What Are Trump’s Odds of Getting 1,237 Delegates?

Following the one-sided results in the New York presidential primaries, the principal remaining drama is whether Donald Trump will get to the 1,237 delegates that he needs to ensure nomination on the first ballot and what will happen if he doesn’t. At the moment, the online prediction markets are divided but slightly tilted in Mr. Trump’s favor. Below are a few charts that illustrate this. For the Morning Joe clip, click here.














On the most immediate open question of whether Trump will get the 1,237 needed delegates, the betting markets believe (narrowly) that he won’t. There is a 66% probability that he will fall short and a 55% probability that he will end up somewhere between 1,150 and 1,236 delegates. That leaves a 34% probability that he will get above 1,237 delegates. This corresponds to the view of many political analysts — Trump needs to win 57% of the remaining delegates to get to 1,237.

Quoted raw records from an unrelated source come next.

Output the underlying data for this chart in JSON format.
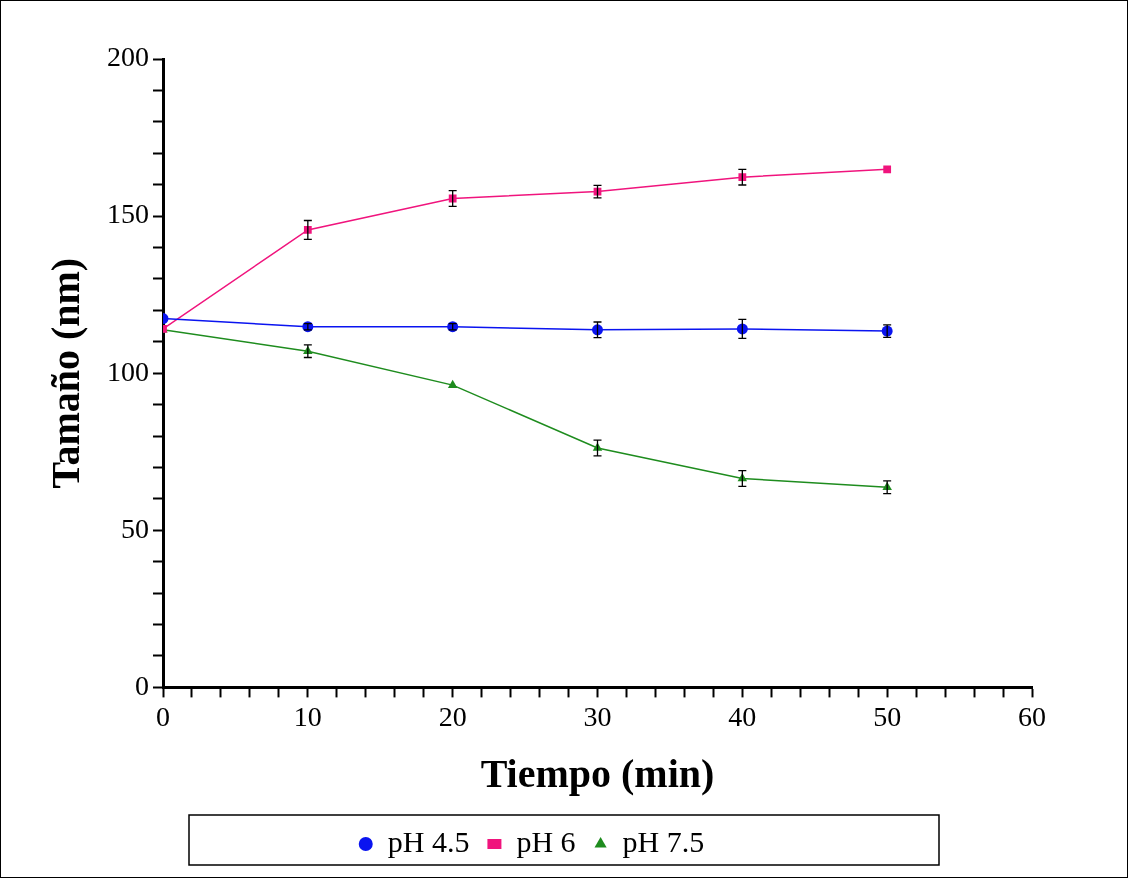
{
  "chart_data": {
    "type": "line",
    "xlabel": "Tiempo (min)",
    "ylabel": "Tamaño (nm)",
    "x": [
      0,
      10,
      20,
      30,
      40,
      50
    ],
    "series": [
      {
        "name": "pH 4.5",
        "color": "#0a14f0",
        "marker": "circle",
        "values": [
          117.4,
          114.8,
          114.8,
          113.8,
          114.1,
          113.4
        ],
        "errors": [
          null,
          1,
          1,
          2.5,
          3,
          2
        ]
      },
      {
        "name": "pH 6",
        "color": "#f0147d",
        "marker": "square",
        "values": [
          114.1,
          145.6,
          155.6,
          157.8,
          162.4,
          164.9
        ],
        "errors": [
          null,
          3,
          2.5,
          2,
          2.5,
          null
        ]
      },
      {
        "name": "pH 7.5",
        "color": "#1e8c1e",
        "marker": "triangle",
        "values": [
          113.8,
          107,
          96.2,
          76.2,
          66.5,
          63.7
        ],
        "errors": [
          null,
          2,
          null,
          2.5,
          2.5,
          2
        ]
      }
    ],
    "xlim": [
      0,
      60
    ],
    "xticks": [
      0,
      {
        "value": 2,
        "label": null
      },
      {
        "value": 4,
        "label": null
      },
      {
        "value": 6,
        "label": null
      },
      {
        "value": 8,
        "label": null
      },
      10,
      {
        "value": 12,
        "label": null
      },
      {
        "value": 14,
        "label": null
      },
      {
        "value": 16,
        "label": null
      },
      {
        "value": 18,
        "label": null
      },
      20,
      {
        "value": 22,
        "label": null
      },
      {
        "value": 24,
        "label": null
      },
      {
        "value": 26,
        "label": null
      },
      {
        "value": 28,
        "label": null
      },
      30,
      {
        "value": 32,
        "label": null
      },
      {
        "value": 34,
        "label": null
      },
      {
        "value": 36,
        "label": null
      },
      {
        "value": 38,
        "label": null
      },
      40,
      {
        "value": 42,
        "label": null
      },
      {
        "value": 44,
        "label": null
      },
      {
        "value": 46,
        "label": null
      },
      {
        "value": 48,
        "label": null
      },
      50,
      {
        "value": 52,
        "label": null
      },
      {
        "value": 54,
        "label": null
      },
      {
        "value": 56,
        "label": null
      },
      {
        "value": 58,
        "label": null
      },
      60
    ],
    "ylim": [
      0,
      200
    ],
    "yticks": [
      0,
      {
        "value": 10,
        "label": null
      },
      {
        "value": 20,
        "label": null
      },
      {
        "value": 30,
        "label": null
      },
      {
        "value": 40,
        "label": null
      },
      50,
      {
        "value": 60,
        "label": null
      },
      {
        "value": 70,
        "label": null
      },
      {
        "value": 80,
        "label": null
      },
      {
        "value": 90,
        "label": null
      },
      100,
      {
        "value": 110,
        "label": null
      },
      {
        "value": 120,
        "label": null
      },
      {
        "value": 130,
        "label": null
      },
      {
        "value": 140,
        "label": null
      },
      150,
      {
        "value": 160,
        "label": null
      },
      {
        "value": 170,
        "label": null
      },
      {
        "value": 180,
        "label": null
      },
      {
        "value": 190,
        "label": null
      },
      200
    ],
    "grid": false,
    "legend": "bottom",
    "line_style": "solid"
  }
}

Even though the market doesn’t think Trump will get to 1,237 committed delegates, it still — by another narrow margin –- believes he will be nominated on the first ballot. This is a substantially higher percentage than the odds before the New York primary. Why does the market think he won’t get to 1,237 committed delegates before the primaries end with California on June 7 but it still believes he will avoid a brokered convention? Presumably because the market believes he will somehow get enough converts between June 7 and July 18 (the day of the convention) to avoid a second ballot.














Putting the two charts together, Trump’s odds of winning the Republican nomination are now at 68%. That is well above the level he fell to after the Wisconsin primary, although still below the 83% level he reached in early March.